C’est pourquoi le Parlement européen avait demandé à la Commission, dans sa résolution du 16 février 2017, d’examiner "la création, à terme, d’une personnalité juridique spécifique aux robots, pour qu’au moins les robots autonomes les plus sophistiqués puissent être considérés comme des personnes électroniques responsables, tenues de réparer tout dommage causé à un tiers; il serait envisageable de conférer la personnalité électronique à tout robot qui prend des décisions autonomes ou qui interagit de manière indépendante avec des tiers".

Dans ses recommandations pour la création d’un droit civil des robots, le Parlement Européen avait proposé plusieurs solutions au titre de la responsabilité de l’intelligence artificielle et on retrouve:

- La mise en place d’une assurance obligatoire;

- La création d’un fonds de compensation afin d’indemniser les accidents provoqués par une intelligence artificielle (comme l’ONIAM pour les accidents médicaux);

- La création d’un numéro d’immatriculation pour faciliter l’identification des robots en leur attribuant un numéro propre;

- Et donc la consécration d’une personnalité juridique propre aux robots afin de créer des règles spéciales pour la mise en œuvre de leur responsabilité.

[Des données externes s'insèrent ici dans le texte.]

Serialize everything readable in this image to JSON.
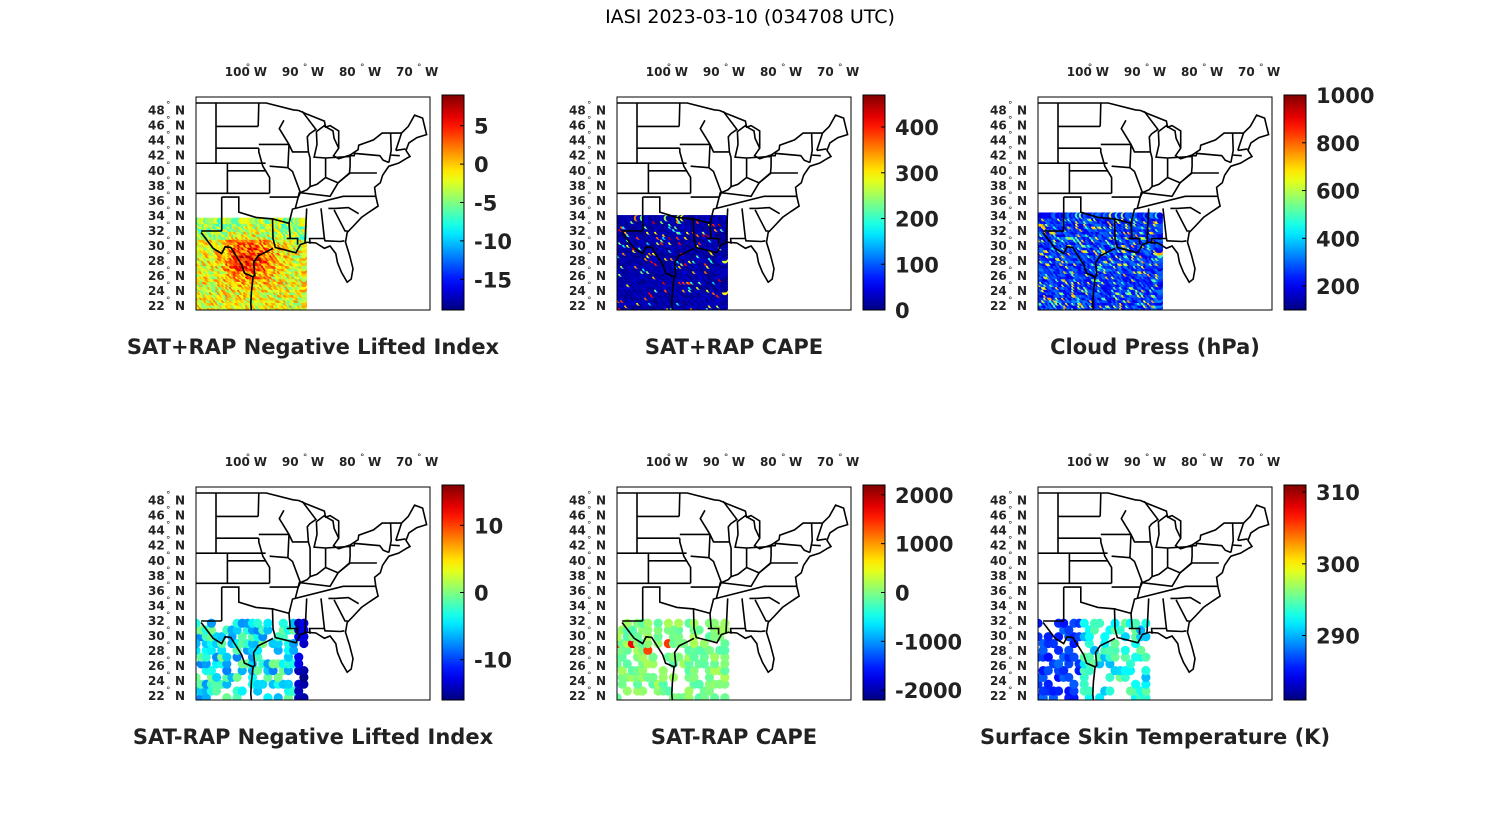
{
  "title": "IASI 2023-03-10 (034708 UTC)",
  "map_axes": {
    "lon_ticks": [
      "100",
      "90",
      "80",
      "70"
    ],
    "lon_hemisphere": "W",
    "lat_ticks": [
      "48",
      "46",
      "44",
      "42",
      "40",
      "38",
      "36",
      "34",
      "32",
      "30",
      "28",
      "26",
      "24",
      "22"
    ],
    "lat_hemisphere": "N",
    "degree_symbol": "°"
  },
  "colormap": "jet",
  "panels": [
    {
      "id": "li",
      "label": "SAT+RAP Negative Lifted Index",
      "colorbar": {
        "min": -19,
        "max": 9,
        "ticks": [
          "5",
          "0",
          "-5",
          "-10",
          "-15"
        ],
        "tick_values": [
          5,
          0,
          -5,
          -10,
          -15
        ]
      }
    },
    {
      "id": "cape",
      "label": "SAT+RAP CAPE",
      "colorbar": {
        "min": 0,
        "max": 470,
        "ticks": [
          "400",
          "300",
          "200",
          "100",
          "0"
        ],
        "tick_values": [
          400,
          300,
          200,
          100,
          0
        ]
      }
    },
    {
      "id": "cldp",
      "label": "Cloud Press (hPa)",
      "colorbar": {
        "min": 100,
        "max": 1000,
        "ticks": [
          "1000",
          "800",
          "600",
          "400",
          "200"
        ],
        "tick_values": [
          1000,
          800,
          600,
          400,
          200
        ]
      }
    },
    {
      "id": "dli",
      "label": "SAT-RAP Negative Lifted Index",
      "colorbar": {
        "min": -16,
        "max": 16,
        "ticks": [
          "10",
          "0",
          "-10"
        ],
        "tick_values": [
          10,
          0,
          -10
        ]
      }
    },
    {
      "id": "dcape",
      "label": "SAT-RAP CAPE",
      "colorbar": {
        "min": -2200,
        "max": 2200,
        "ticks": [
          "2000",
          "1000",
          "0",
          "-1000",
          "-2000"
        ],
        "tick_values": [
          2000,
          1000,
          0,
          -1000,
          -2000
        ]
      }
    },
    {
      "id": "skint",
      "label": "Surface Skin Temperature (K)",
      "colorbar": {
        "min": 281,
        "max": 311,
        "ticks": [
          "310",
          "300",
          "290"
        ],
        "tick_values": [
          310,
          300,
          290
        ]
      }
    }
  ]
}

Ces propositions n'ont cependant pas été reprises dans le projet de cadre juridique concernant l'intelligence artificielle déposé le 21 avril 2021par la Commission européenne (voir notre article L'encadrement législatif européen de l'intelligence artificielle)

Au-delà du buzz, la question est donc bien de savoir si demain, les robots peuvent devenir des êtres juridiques à part entière avec des droits et des obligations, comme l’annonçait en 1942 l’écrivain américain Isaac Asimov auteur des lois de la robotique.